Indonesia is limiting single ownership of domestic financial institutions to 40% under new rules but with certain exceptions.
Bank Indonesia, the banking regulator, said financial institutions can hold up to 40% of local banks. Non-financial institutions can hold up to 30% and individuals, 20%. The limits do not apply to state-owned banks, however.
Approval from BI is required in all cases. Owners will still need to have 20% listed after five years. Foreign entities were previously allowed ownership of up to 99%.
To own more than 40% of a local bank, the owning bank must obtain BI approval; must be publicly-listed and fulfill minimum capital obligations according to its risk profile.

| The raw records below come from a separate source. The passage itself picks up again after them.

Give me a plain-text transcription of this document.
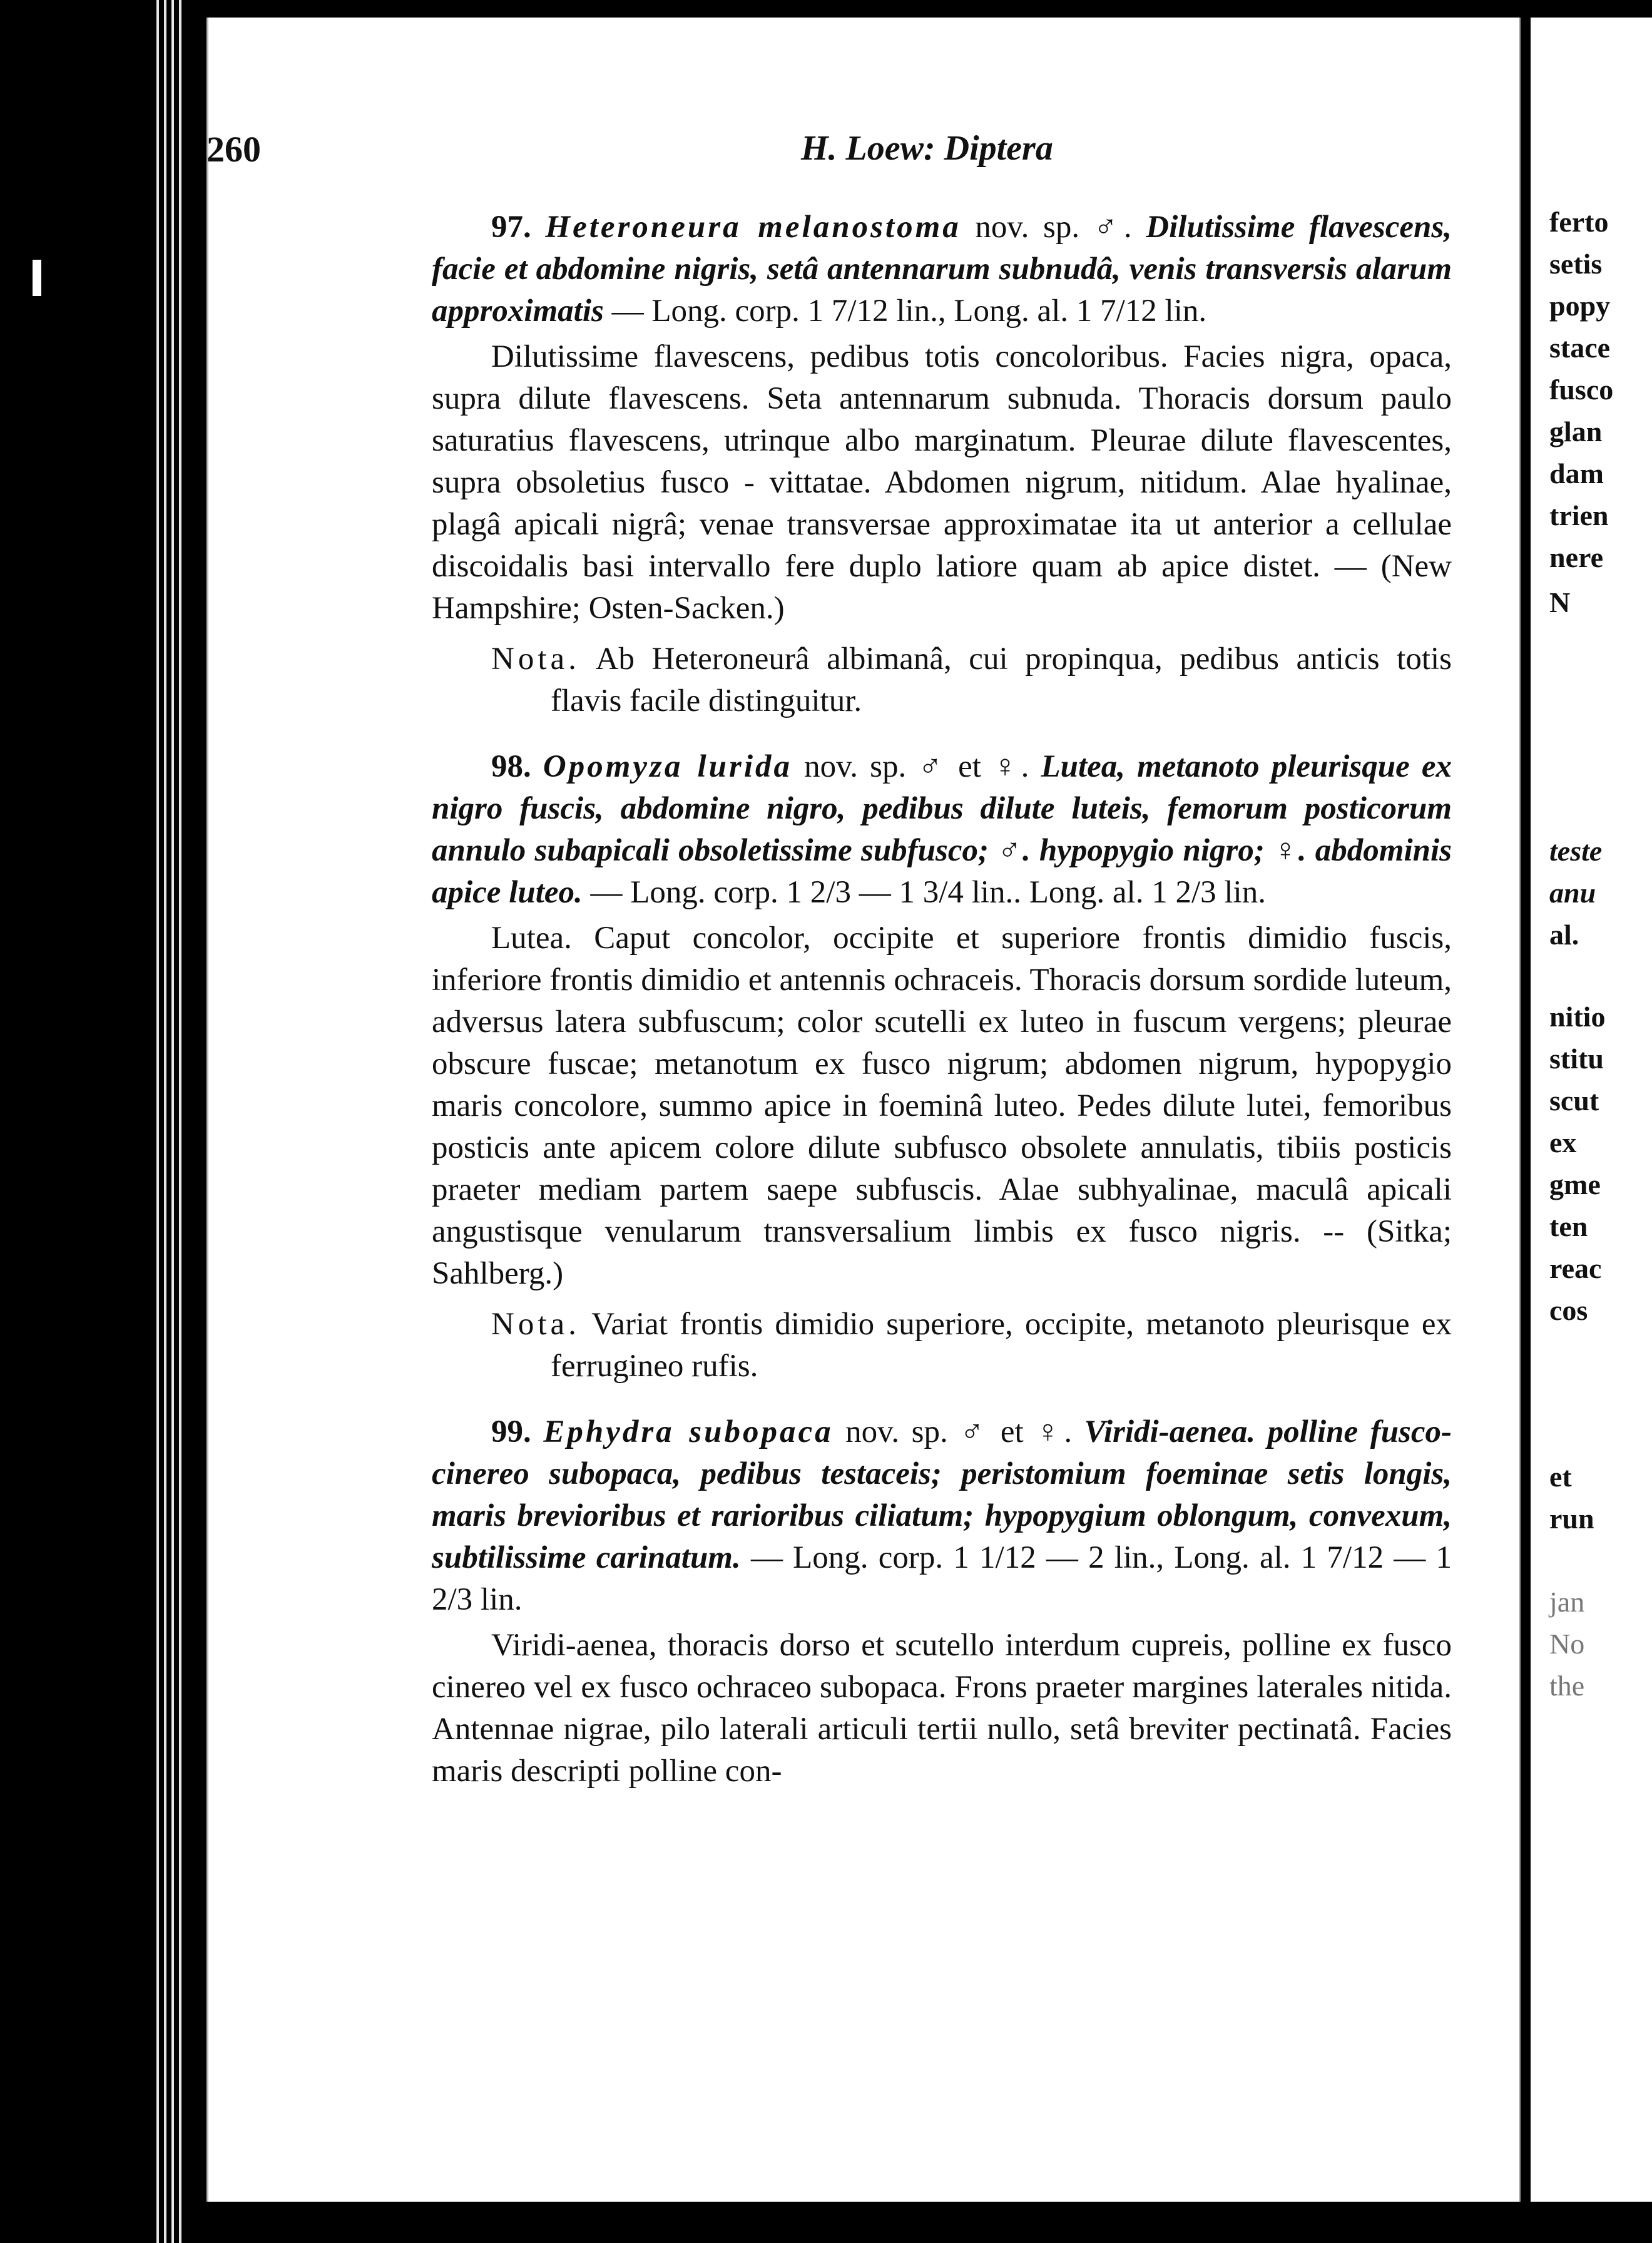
260	H. Loew: Diptera

97. Heteroneura melanostoma nov. sp. ♂. Dilutissime flavescens, facie et abdomine nigris, setâ antennarum subnudâ, venis transversis alarum approximatis — Long. corp. 1 7/12 lin., Long. al. 1 7/12 lin.

Dilutissime flavescens, pedibus totis concoloribus. Facies nigra, opaca, supra dilute flavescens. Seta antennarum subnuda. Thoracis dorsum paulo saturatius flavescens, utrinque albo marginatum. Pleurae dilute flavescentes, supra obsoletius fusco - vittatae. Abdomen nigrum, nitidum. Alae hyalinae, plagâ apicali nigrâ; venae transversae approximatae ita ut anterior a cellulae discoidalis basi intervallo fere duplo latiore quam ab apice distet. — (New Hampshire; Osten-Sacken.)

Nota. Ab Heteroneurâ albimanâ, cui propinqua, pedibus anticis totis flavis facile distinguitur.

98. Opomyza lurida nov. sp. ♂ et ♀. Lutea, metanoto pleurisque ex nigro fuscis, abdomine nigro, pedibus dilute luteis, femorum posticorum annulo subapicali obsoletissime subfusco; ♂. hypopygio nigro; ♀. abdominis apice luteo. — Long. corp. 1 2/3 — 1 3/4 lin.. Long. al. 1 2/3 lin.

Lutea. Caput concolor, occipite et superiore frontis dimidio fuscis, inferiore frontis dimidio et antennis ochraceis. Thoracis dorsum sordide luteum, adversus latera subfuscum; color scutelli ex luteo in fuscum vergens; pleurae obscure fuscae; metanotum ex fusco nigrum; abdomen nigrum, hypopygio maris concolore, summo apice in foeminâ luteo. Pedes dilute lutei, femoribus posticis ante apicem colore dilute subfusco obsolete annulatis, tibiis posticis praeter mediam partem saepe subfuscis. Alae subhyalinae, maculâ apicali angustisque venularum transversalium limbis ex fusco nigris. -- (Sitka; Sahlberg.)

Nota. Variat frontis dimidio superiore, occipite, metanoto pleurisque ex ferrugineo rufis.

99. Ephydra subopaca nov. sp. ♂ et ♀. Viridi-aenea. polline fusco-cinereo subopaca, pedibus testaceis; peristomium foeminae setis longis, maris brevioribus et rarioribus ciliatum; hypopygium oblongum, convexum, subtilissime carinatum. — Long. corp. 1 1/12 — 2 lin., Long. al. 1 7/12 — 1 2/3 lin.

Viridi-aenea, thoracis dorso et scutello interdum cupreis, polline ex fusco cinereo vel ex fusco ochraceo subopaca. Frons praeter margines laterales nitida. Antennae nigrae, pilo laterali articuli tertii nullo, setâ breviter pectinatâ. Facies maris descripti polline con-

ferto
setis
popy
stace
fusco
glan
dam
trien
nere
N
teste
anu
al.
nitio
stitu
scut
ex
gme
ten
reac
cos
et
run
jan
No
the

The owning bank must also have more than 6% of tier-1 capital and be committed to holding the purchased bank for a certain amount of time, according to a regulation signed July 13.
The foreign bank must obtain a recommendation from its local financial institution authority. Following the implementation of the regulation, the purchased bank will need to sell off at least 20% of its shares to the public within five years of the acquisition.
Under the new rule, existing majority owners failing to meet BI's top standards for financial health will have to reduce their stakes to comply with the limit by January 2019.
Bankers said the regulator had balanced the need for financial health in the sector and a demand by nationalist politicians to limit foreign ownership against the industry's concerns that a lack of exemptions would stop future investment.
The new rules are likely to benefit Singapore's DBS, which embarked on the biggest ever takeover of an Indonesian company three months ago by making a bid to buy Bank Danamon.